Quando se faz o diagnóstico do Sistema Municipal de Saúde, verdadeira "beleza paulistana", passa-se a não estranhar dados absurdos como o aumento de 100% da mortalidade infantil detectado pela Pastoral do Menor nas regiões periféricas da cidade, nos últimos 12 meses, e o crescimento de 23% da mortalidade materna nos últimos cinco anos, conforme publicação do Comitê de Mortalidade Materna da Prefeitura Municipal de São Paulo.
Soluções existem, não são fáceis, mas são possíveis e poderiam (deveriam) ser implantadas imediatamente. Se acrescentarmos aos R$ 800 milhões do orçamento da SMS os R$ 400 milhões que não chegam por causa do PAS, teremos R$ 16/usuário/mês, suficientes para oferecer saúde de qualidade para todos. Há ilhas de excelência em recursos humanos na SMS, como o Coas, os núcleos de saúde mental, da mulher, do trabalho, da Aids e muitos outros, ávidos por ser aproveitadas em projetos sérios.
A atenção primária, que está sucateada, precisa funcionar em moldes corretos e modernos, integrando-se o atendimento da demanda sintomática às intervenções epidemiológicas preventivas e de detecção precoce, não só nos postos de saúde da prefeitura como em todos os do PAS. As unidades, aliás, deveriam retornar imediatamente para a prefeitura, e as do Estado deveriam ser progressivamente municipalizadas. Essas unidades básicas receberiam parte dos 10.400 trabalhadores de saúde, cujo afastamento cessaria imediatamente.
Organizando a atenção primária de acordo com as características corretas, não só aliviaríamos os hospitais e prontos-socorros como também eles atenderiam em melhores condições a demanda filtrada pelos centros de saúde. Nada disso será possível se não acabarem imediatamente a utilização inadequada de verbas e o conflito intransponível de pagar os módulos por valores fixos, que estimula a realização de um menor número de atendimentos de todas as ordens, para que haja maior lucro.
A permanência do PAS -bueiro pelo qual escoam quantias enormes de recursos- é um impedimento frontal ao processo de mudança. Ele chegou a um tal estado de deterioração que a única solução para corrigi-lo seria promover imediatamente o seu fim, o que já estava definido com Regis de Oliveira. E fazê-lo no prazo máximo de 90 dias, período necessário para a reorganização interna do pessoal, com revisão salarial, compra de materiais e serviços.
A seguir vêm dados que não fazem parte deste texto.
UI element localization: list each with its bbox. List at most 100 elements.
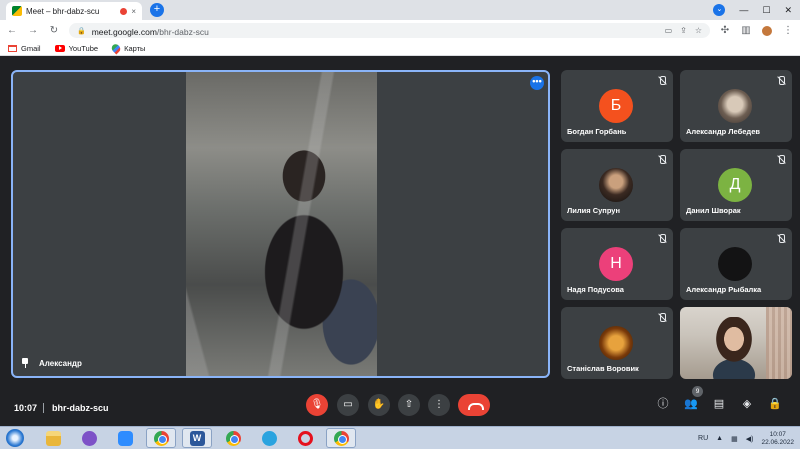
taskbar-chrome-2[interactable] <box>218 428 248 448</box>
more-options-button[interactable]: ••• <box>530 76 544 90</box>
network-icon[interactable]: ▦ <box>731 435 738 443</box>
chat-icon: ▤ <box>713 398 725 410</box>
main-participant-name: Александр <box>39 358 82 368</box>
taskbar-explorer[interactable] <box>38 428 68 448</box>
bookmark-maps[interactable]: Карты <box>110 41 146 55</box>
camera-toggle-button[interactable]: ▭ <box>337 394 359 416</box>
people-icon: 👥 <box>684 398 698 410</box>
maximize-button[interactable]: ☐ <box>762 5 770 16</box>
camera-permission-icon[interactable]: ▭ <box>665 26 673 35</box>
mic-off-icon <box>657 234 667 244</box>
meet-control-bar: 10:07 bhr-dabz-scu 🎙 ▭ ✋ ⇧ ⋮ ⓘ 👥 ▤ ◈ 🔒 <box>0 392 800 423</box>
address-bar[interactable]: 🔒 meet.google.com/bhr-dabz-scu ▭ ⇪ ☆ <box>69 23 710 38</box>
telegram-icon <box>261 430 277 446</box>
main-participant-label: Александр <box>21 358 82 368</box>
chrome-icon <box>225 430 241 446</box>
avatar: Б <box>599 89 633 123</box>
mic-off-icon <box>657 313 667 323</box>
taskbar-chrome[interactable] <box>146 428 176 448</box>
main-video-tile[interactable]: Александр ••• <box>11 70 550 378</box>
meet-favicon-icon <box>12 6 22 16</box>
more-vert-icon: ⋮ <box>434 399 444 410</box>
more-actions-button[interactable]: ⋮ <box>428 394 450 416</box>
info-icon: ⓘ <box>657 398 669 410</box>
bookmark-label: Gmail <box>21 43 41 53</box>
volume-icon[interactable]: ◀) <box>746 435 754 443</box>
taskbar-clock[interactable]: 10:07 22.06.2022 <box>761 431 794 447</box>
close-window-button[interactable]: ✕ <box>784 5 792 16</box>
menu-kebab-icon[interactable]: ⋮ <box>782 25 794 36</box>
minimize-button[interactable]: — <box>739 5 748 15</box>
participant-name: Данил Шворак <box>686 206 741 215</box>
bookmark-youtube[interactable]: YouTube <box>54 44 98 53</box>
participant-tile[interactable]: Лилия Супрун <box>561 149 673 221</box>
participant-tile[interactable]: Д Данил Шворак <box>680 149 792 221</box>
forward-button[interactable]: → <box>27 25 39 36</box>
profile-avatar[interactable] <box>761 24 773 37</box>
clock-time: 10:07 <box>769 430 786 438</box>
window-controls: ⌄ — ☐ ✕ <box>713 0 800 20</box>
participant-name: Станіслав Воровик <box>567 364 639 373</box>
present-screen-icon: ⇧ <box>404 399 414 410</box>
mic-off-icon <box>776 76 786 86</box>
extensions-icon[interactable]: ✣ <box>719 25 731 36</box>
back-button[interactable]: ← <box>6 25 18 36</box>
reload-button[interactable]: ↻ <box>48 25 60 36</box>
mic-toggle-button[interactable]: 🎙 <box>306 394 328 416</box>
participant-camera-tile[interactable] <box>680 307 792 379</box>
leave-call-button[interactable] <box>458 394 490 416</box>
browser-toolbar: ← → ↻ 🔒 meet.google.com/bhr-dabz-scu ▭ ⇪… <box>0 20 800 41</box>
taskbar-chrome-3[interactable] <box>326 428 356 448</box>
participant-name: Александр Лебедев <box>686 127 760 136</box>
bookmark-gmail[interactable]: Gmail <box>8 44 41 53</box>
chrome-icon <box>153 430 169 446</box>
omnibox-actions: ▭ ⇪ ☆ <box>665 26 702 35</box>
taskbar-viber[interactable] <box>74 428 104 448</box>
meeting-time: 10:07 <box>14 402 38 413</box>
share-icon[interactable]: ⇪ <box>680 26 687 35</box>
avatar: Н <box>599 247 633 281</box>
taskbar-word[interactable]: W <box>182 428 212 448</box>
participant-tile[interactable]: Александр Рыбалка <box>680 228 792 300</box>
start-button[interactable] <box>6 429 24 447</box>
taskbar-telegram[interactable] <box>254 428 284 448</box>
info-button[interactable]: ⓘ <box>655 396 671 412</box>
pin-icon[interactable] <box>21 358 29 368</box>
maps-icon <box>110 41 123 55</box>
zoom-icon <box>117 430 133 446</box>
bookmarks-bar: Gmail YouTube Карты <box>0 41 800 56</box>
side-panel-icon[interactable]: ▥ <box>740 25 752 36</box>
raise-hand-button[interactable]: ✋ <box>368 394 390 416</box>
tab-close-button[interactable]: × <box>131 7 136 16</box>
lock-person-icon: 🔒 <box>768 398 782 410</box>
participant-name: Надя Подусова <box>567 285 624 294</box>
browser-tab[interactable]: Meet – bhr-dabz-scu × <box>6 2 142 20</box>
present-button[interactable]: ⇧ <box>398 394 420 416</box>
taskbar-zoom[interactable] <box>110 428 140 448</box>
camera-background <box>766 307 792 379</box>
participant-tile[interactable]: Б Богдан Горбань <box>561 70 673 142</box>
tray-expand-icon[interactable]: ▲ <box>716 435 723 442</box>
bookmark-label: Карты <box>124 43 146 53</box>
avatar <box>599 326 633 360</box>
participant-tile[interactable]: Станіслав Воровик <box>561 307 673 379</box>
participant-tile[interactable]: Александр Лебедев <box>680 70 792 142</box>
lock-icon[interactable]: 🔒 <box>77 27 86 35</box>
windows-taskbar: W RU ▲ ▦ ◀) 10:07 22.06.2022 <box>0 426 800 449</box>
language-indicator[interactable]: RU <box>698 435 708 442</box>
tab-search-icon[interactable]: ⌄ <box>713 4 726 16</box>
avatar: Д <box>718 168 752 202</box>
avatar <box>718 247 752 281</box>
chat-button[interactable]: ▤ <box>711 396 727 412</box>
participant-tile[interactable]: Н Надя Подусова <box>561 228 673 300</box>
new-tab-button[interactable]: + <box>150 3 164 17</box>
activities-button[interactable]: ◈ <box>739 396 755 412</box>
chrome-icon <box>333 430 349 446</box>
tab-title: Meet – bhr-dabz-scu <box>26 6 100 16</box>
taskbar-opera[interactable] <box>290 428 320 448</box>
bookmark-star-icon[interactable]: ☆ <box>695 26 702 35</box>
opera-icon <box>297 430 313 446</box>
participant-name: Александр Рыбалка <box>686 285 762 294</box>
host-controls-button[interactable]: 🔒 <box>767 396 783 412</box>
people-button[interactable]: 👥 <box>683 396 699 412</box>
Tudo estava programado, escrito e decidido, com uma agenda definida, quando, em uma tarde de terça-feira, acordamos dessa utopia realizável. O PAS pode ter sido uma idéia bem-intencionada, mas dele só devem persistir os salários dignos aos trabalhadores de saúde, que podem ser conseguidos com verbas do Fundes e aumento da produtividade.


José Aristodemo Pinotti, 65, é professor titular e chefe do Departamento de Obstetrícia e Ginecologia da Faculdade de Medicina da USP. Foi deputado federal, secretário da Saúde e da Educação do Estado de São Paulo, secretário municipal da Saúde e reitor da Unicamp.